しかし狼香はそんな羊の言葉を無視して話を続ける。
「風見さ、学校に行かなくなる一週間くらい前にナンパから女の子助けてたでしょ」
「……」
「私、それ見てたんだ。膝とかガックガクに震えててさ、すごく情けなかった。で、警察呼んだからお前ら覚悟しとけーとかバレバレなウソついてさ……」
「覚えてない」
心当たりはあった。学校帰りに駅前のコンビニ前で同年代くらいの女の子が絡まれていたのを助けたことがある。時期的にも狼香の言っているものと合っている。しかし羊はそんなもの知らないと狼香の話を遮った。その言葉すら無視して狼香は話を続ける。
「ナンパを追い払ったら、名乗るほどのものじゃないとか言ってさっさとどっか行っちゃうしさ、考えられる限り最悪だったなぁアレ。女の子はきっとすごく不安だったと思う」
「だから覚えてないって言ってるだろっ!知らねえよそんなの!」
突然羊が出した大声に、狼香も思わず黙ってしまう。しかし少しの沈黙の後、狼香は声をしぼりだすようにして再び口を開いた。その口調は扉の向こうで荒々しく息をする羊に優しく語り掛ける、穏やかなものだった。
「でもかっこよかった。なんであんなかっこいいやついじめてたんだろうって思うくらい。それで気付いたんだ。風見はむかつくやつなんかじゃなくて……下着を盗むようなキモいやつでもなくて、ただ自分も同じように誰かに助けてほしいんじゃないかって。

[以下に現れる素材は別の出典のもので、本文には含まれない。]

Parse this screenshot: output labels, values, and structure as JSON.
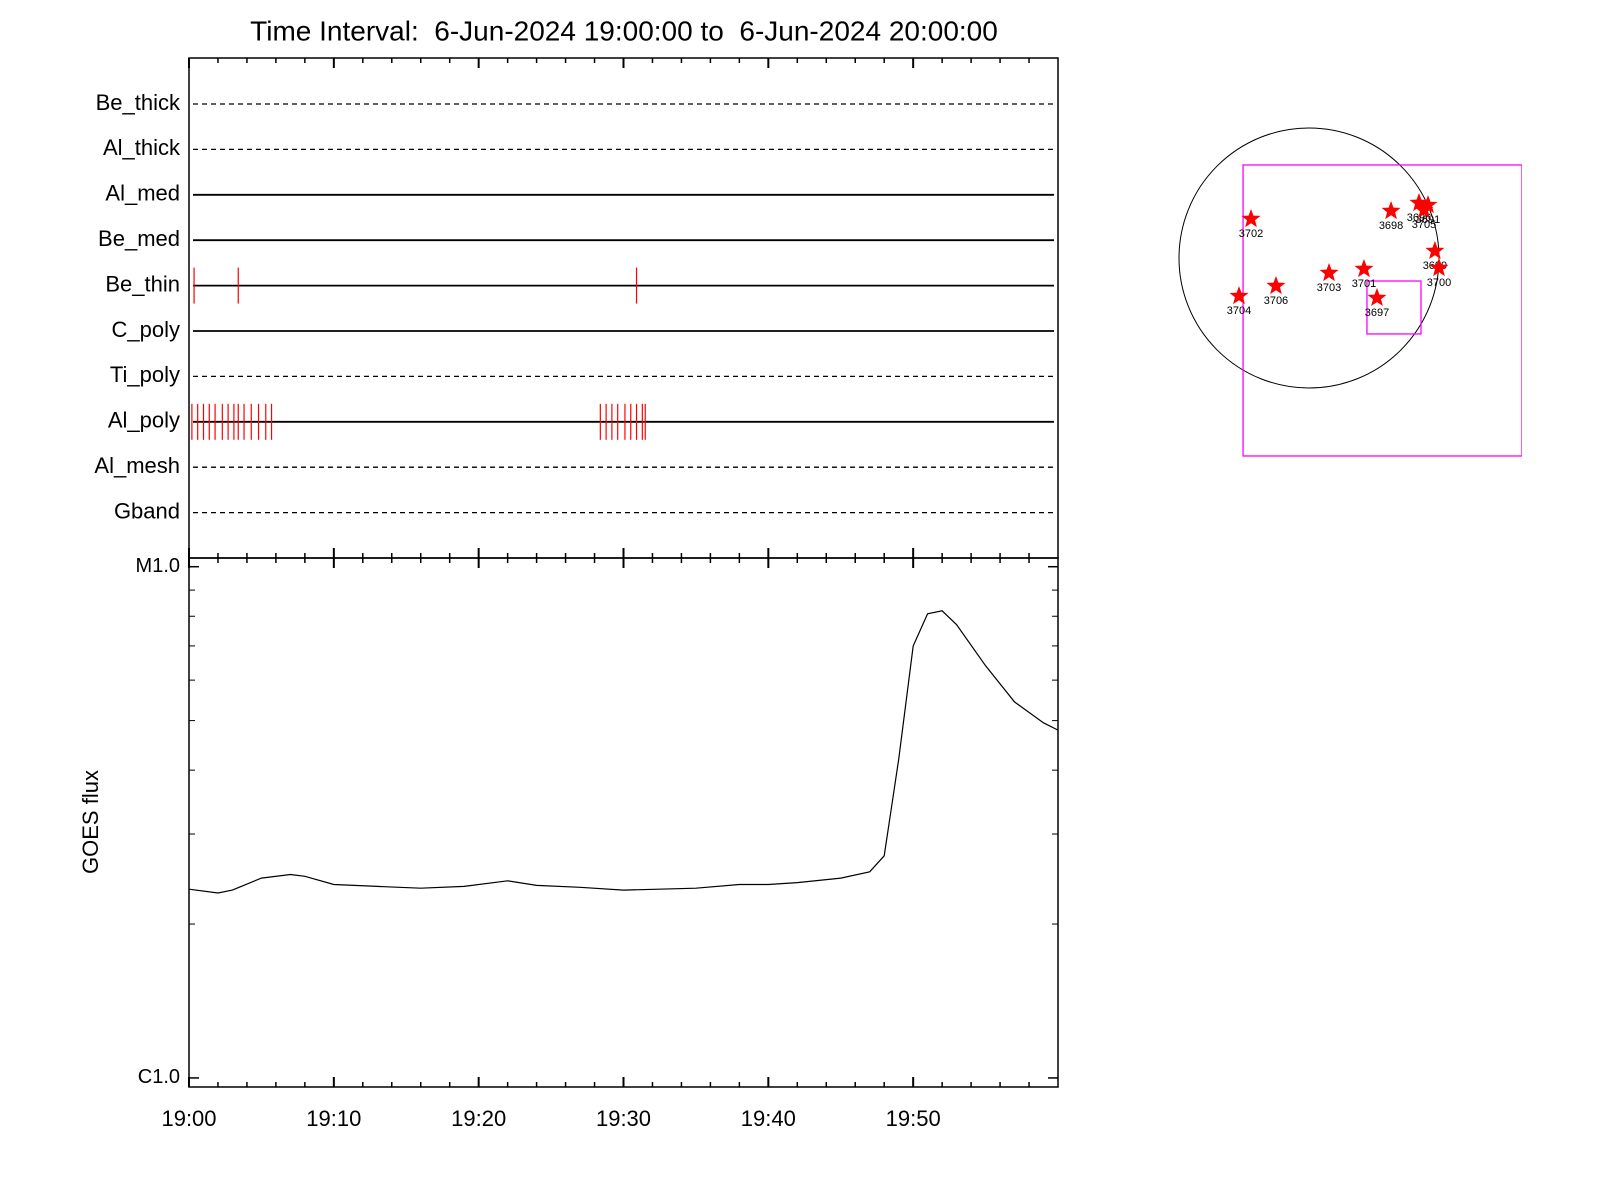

心の中でずっと、助けてくれ!って風見は叫び続けてたんだって、気づいた。」
そう言って狼香は、羊から見えないと分かっていたが笑顔を浮かべた。
「風見、ごめん。気づくのに三か月もかかっちゃった。でも、でもね、今度は私が風見を助けるから。だから……」
狼香の声に嗚咽が混じり始める。羊は扉一枚隔てた先から聞こえる狼香の声を呆然と聞いていた。
今まで自分のために泣いてくれる人がいただろうか。思えば自分は、自分から誰かに歩み寄ることをしたことがあっただろうか。ただ今の今まで待っていただけだったのではないか。そう気づいてしまった途端、雷同狼香が今流している涙はこれまでの自分の人生の中で最も意味があることのように、羊には思えた。

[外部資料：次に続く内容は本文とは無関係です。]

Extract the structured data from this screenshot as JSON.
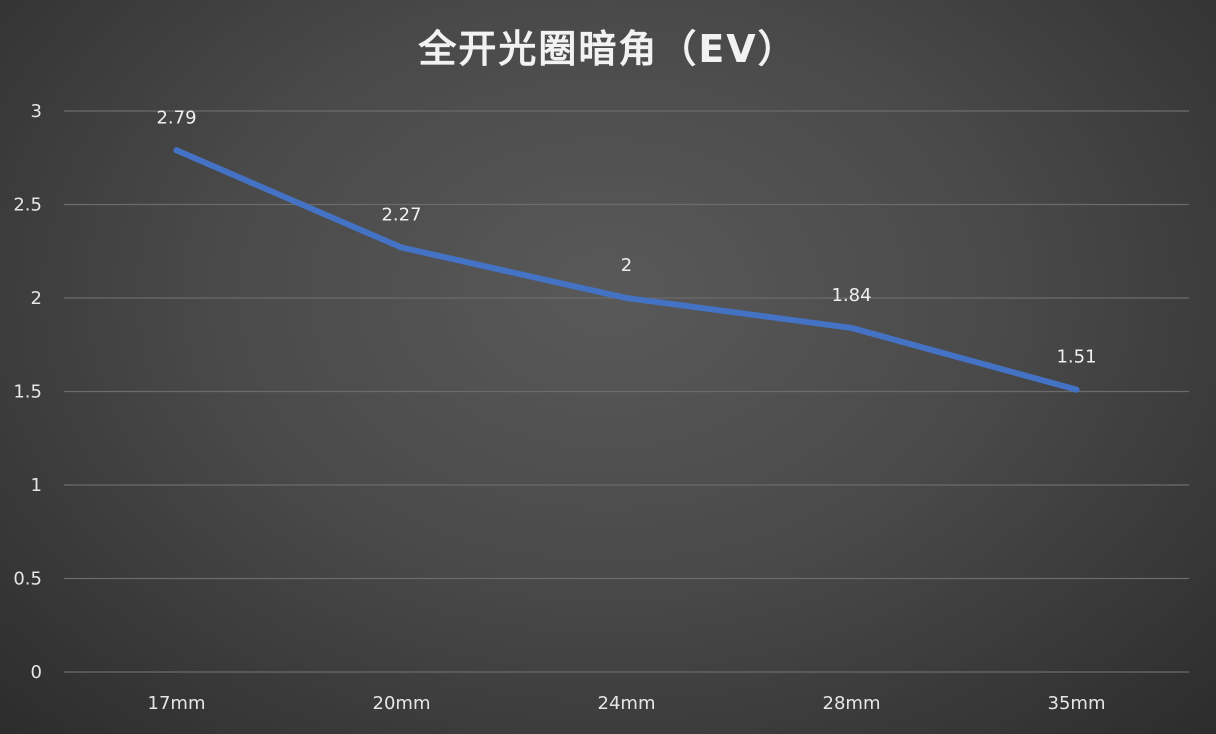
{
  "chart_data": {
    "type": "line",
    "title": "全开光圈暗角（EV）",
    "categories": [
      "17mm",
      "20mm",
      "24mm",
      "28mm",
      "35mm"
    ],
    "series": [
      {
        "values": [
          2.79,
          2.27,
          2,
          1.84,
          1.51
        ],
        "data_labels": [
          "2.79",
          "2.27",
          "2",
          "1.84",
          "1.51"
        ],
        "color": "#4472c4"
      }
    ],
    "y_ticks": [
      "0",
      "0.5",
      "1",
      "1.5",
      "2",
      "2.5",
      "3"
    ],
    "ylim": [
      0,
      3
    ],
    "grid": true,
    "legend": "none",
    "background_color": "#4a4a4a",
    "gridline_color": "#6b6b6b",
    "text_color": "#e6e6e6"
  }
}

泣きじゃくりながら、それでも狼香は必死に言葉を絞り出す。
「だからここから出てきて……帰ってきてよ、風見……」
狼香が切実にそう願っていることが、羊にはありありと分かった。
「……俺は帰らない。帰ってくれ雷同、どうせ罰ゲームか何かで来てるんだろ?俺のことをこけにするのもいい加減にしてくれ」
と、震えそうになる声を必死に押さえつけながら羊は淡々と狼香を罵倒した。狼香がハッと息をのむ。
「毎日家まで来て気持ちわりぃんだよ、聞いてもいないことぺらぺらしゃべりやがって」
「違う、私はただ」
「同情はごめんだ。自分の罪悪感のためだけに俺に会いに来るのはやめてくれ」
狼香の嗚咽が大きくなる。そして羊はとどめの一言を狼香に告げた。
「お前なんて大嫌いなんだ」
*
泣きながら狼香が階段を下りていく音が聞こえた。玄関の扉がばたん、と大きな音を立てて閉まるのを聞き届けると、羊は白い息を静かに吐き出した。
「これでよかった」
誰もいない部屋で羊はひとり呟いた。狼香はおそらく二度と来ない。だがそれでいいのだと羊は強く思った。彼女が自分を助けたばかりにいじめの標的となるよりは、引きこもりの自分が嫌われる方がずっといい。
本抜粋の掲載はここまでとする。